Smart Business talked to Terry Garrison, a San Francisco-based senior consultant with Watson Wyatt, a global human capital and financial management consulting firm, about ways that organizations can engage their employees in integrated health improvement and productivity management. Incorporating accountability empowers employees and minimizes the impact of absenteeism.
How can employers engage their employees to become accountable for improving and managing their health?
Most organizations believe they have the power to improve overall employee health and productivity and have, in recent years, provided employees with tools for making health care choices. Although employees seem to appreciate these services and tools, it does not always result in their improved health and work productivity. What is required is an integrated strategy that raises accountability and effectiveness of all stakeholders.
Incentive plans that simply reward people for improving their health often do not result in long-lasting behavior changes or lower health costs. Alternatively, employees are more likely to adopt long-term behavior change if they have a personal relationship with, and are accountable to, someone who can reinforce their self-determined plan for behavior change.

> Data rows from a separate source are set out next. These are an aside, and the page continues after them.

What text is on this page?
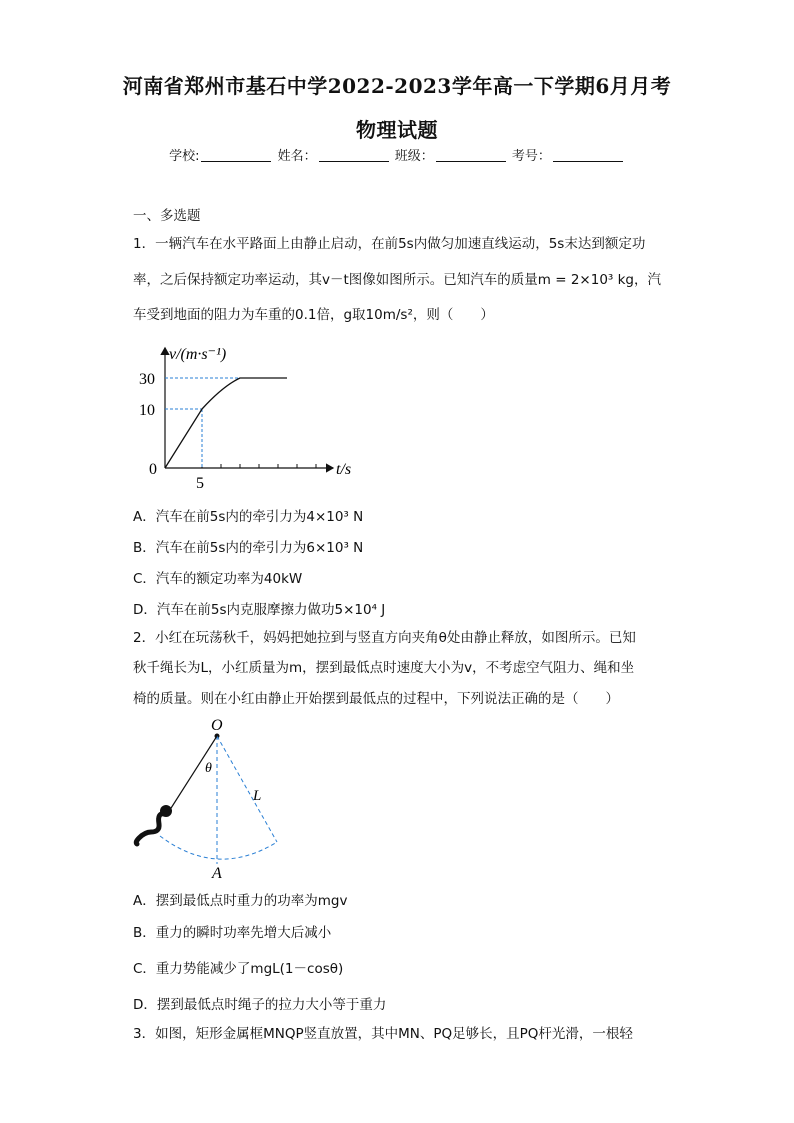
河南省郑州市基石中学2022-2023学年高一下学期6月月考
物理试题
学校:	姓名：	班级：	考号：
一、多选题
1．一辆汽车在水平路面上由静止启动，在前5s内做匀加速直线运动，5s末达到额定功
率，之后保持额定功率运动，其v－t图像如图所示。已知汽车的质量m = 2×10³ kg，汽
车受到地面的阻力为车重的0.1倍，g取10m/s²，则（　　）
v/(m·s⁻¹)
30
10
0
5
t/s
A．汽车在前5s内的牵引力为4×10³ N
B．汽车在前5s内的牵引力为6×10³ N
C．汽车的额定功率为40kW
D．汽车在前5s内克服摩擦力做功5×10⁴ J
2．小红在玩荡秋千，妈妈把她拉到与竖直方向夹角θ处由静止释放，如图所示。已知
秋千绳长为L，小红质量为m，摆到最低点时速度大小为v，不考虑空气阻力、绳和坐
椅的质量。则在小红由静止开始摆到最低点的过程中，下列说法正确的是（　　）
O
θ
L
A
A．摆到最低点时重力的功率为mgv
B．重力的瞬时功率先增大后减小
C．重力势能减少了mgL(1－cosθ)
D．摆到最低点时绳子的拉力大小等于重力
3．如图，矩形金属框MNQP竖直放置，其中MN、PQ足够长，且PQ杆光滑，一根轻
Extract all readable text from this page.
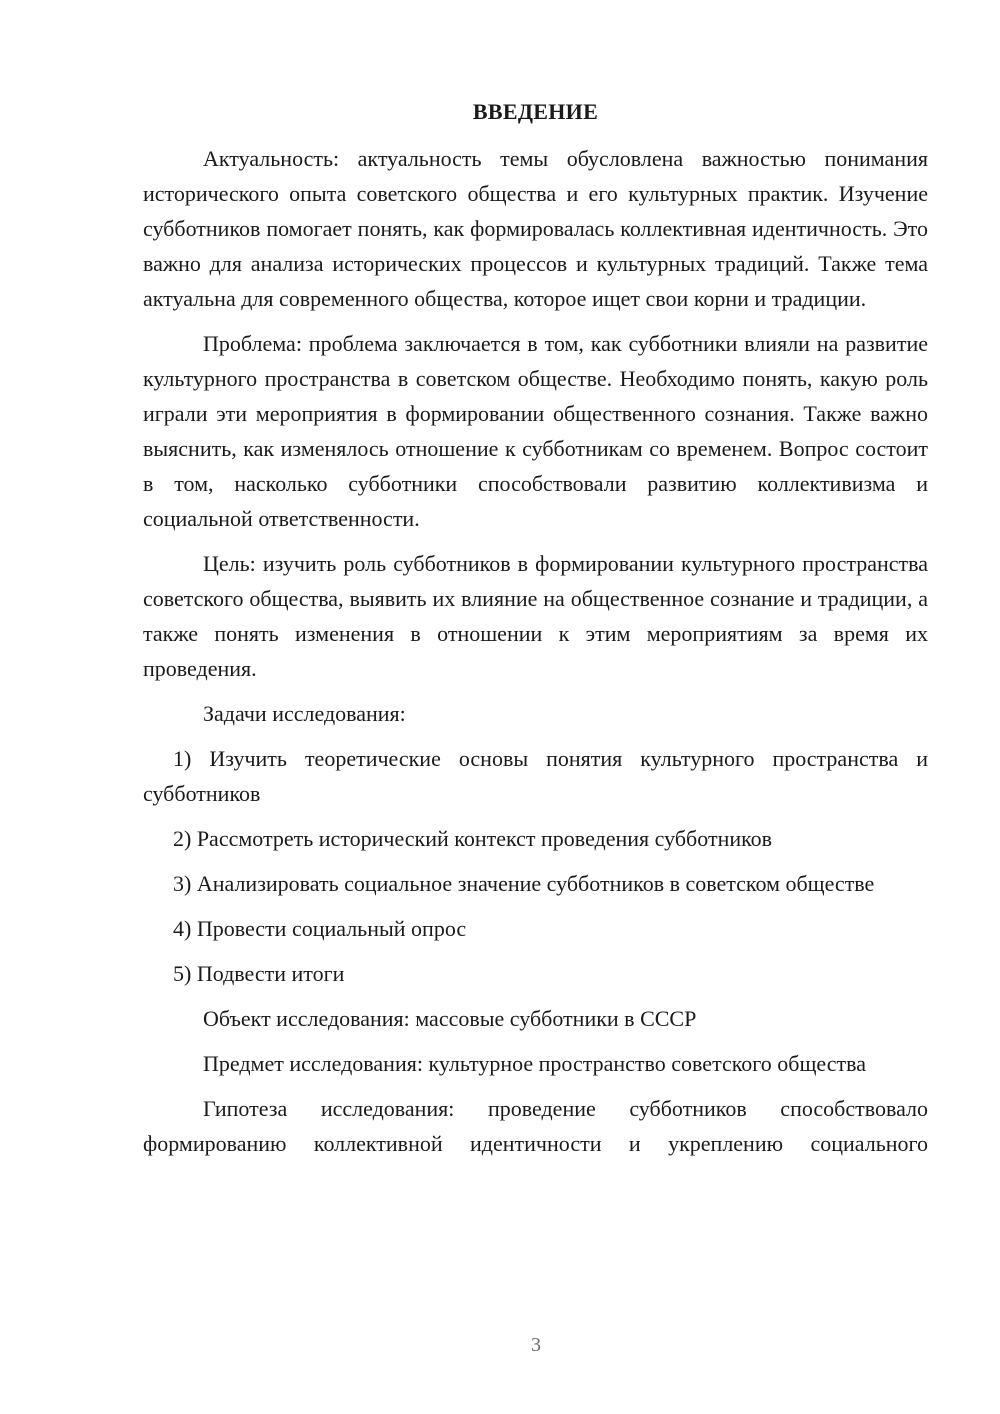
ВВЕДЕНИЕ

Актуальность: актуальность темы обусловлена важностью понимания исторического опыта советского общества и его культурных практик. Изучение субботников помогает понять, как формировалась коллективная идентичность. Это важно для анализа исторических процессов и культурных традиций. Также тема актуальна для современного общества, которое ищет свои корни и традиции.

Проблема: проблема заключается в том, как субботники влияли на развитие культурного пространства в советском обществе. Необходимо понять, какую роль играли эти мероприятия в формировании общественного сознания. Также важно выяснить, как изменялось отношение к субботникам со временем. Вопрос состоит в том, насколько субботники способствовали развитию коллективизма и социальной ответственности.

Цель: изучить роль субботников в формировании культурного пространства советского общества, выявить их влияние на общественное сознание и традиции, а также понять изменения в отношении к этим мероприятиям за время их проведения.

Задачи исследования:

1) Изучить теоретические основы понятия культурного пространства и субботников

2) Рассмотреть исторический контекст проведения субботников

3) Анализировать социальное значение субботников в советском обществе

4) Провести социальный опрос

5) Подвести итоги

Объект исследования: массовые субботники в СССР

Предмет исследования: культурное пространство советского общества

Гипотеза исследования: проведение субботников способствовало формированию коллективной идентичности и укреплению социального

3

Integrated strategy starts by identifying individual employees with health risks through Health Risk Assessments (HRA) and reviewing medical and pharmacy claims data. Those employees can then be offered the services of a health coach who can offer personalized education about their specific health risks and help tailor a plan to address those risks.
Are there points where health management and absence management intersect that can improve overall program effectiveness?
Our research shows that integrating health and productivity best practices can result in desired health management outcomes and lower health care and wage replacement costs associated with absence. This is where the health coach is again effective by becoming a single point of access to support absence- and productivity-related programs.
Working in tandem with appropriate incentives can enable and support the desired behavior from employees. For example, we know that depression frequently occurs with a variety of physical illnesses and impairments, such as chronic lower back pain, and that people who suffer from chronic or catastrophic health issues are 60 percent more likely to be depressed and have 40 percent higher health care costs. A well-trained health coach can identify confusion and non-compliant behavior; identify whether a root cause is depression; educate the employee on the effects of depression and various treatment options available under the employer’s benefit program; and refer him or her to appropriate mental health resources.
How can internal workplace and HR policy and practices promote health and productivity?
In recent years, employers have become better in managing employee health productivity, but they still have room for improvement. A key component is making managers and supervisors accountable for supporting company health care strategy. To accomplish this, however, you have to have incentives for managers to care about whether people are at work, as well as training and tools to help them follow through on policies.
How does vendor management fit into this new equation?
Many national health and disability carriers use a variety of subcontractors. The result is that some organizations have up to 10 vendors addressing various components of their health and productivity programming.
We recognize that it is rare for employers to find one or even two vendors that meet best practice for all their health-management and absence-management program needs. To address this, we endorse annual summits that engage vendors to discuss the various functions they perform and then collaboratively develop a plan to align and optimize roles and processes. Undoubtedly, organizations that establish strategies to evaluate the effectiveness of their entire vendor continuum will fare better at managing their health and productivity outcomes.
What kind of results will a company that follows these suggestions expect to see immediately and down the road?
Research shows that successful health-and productivity-management programs produce a positive return on investment of 3:1 to 7:1. Typically, it takes 18 to 24 months to see the first positive returns, though some components may produce in a shorter time frame.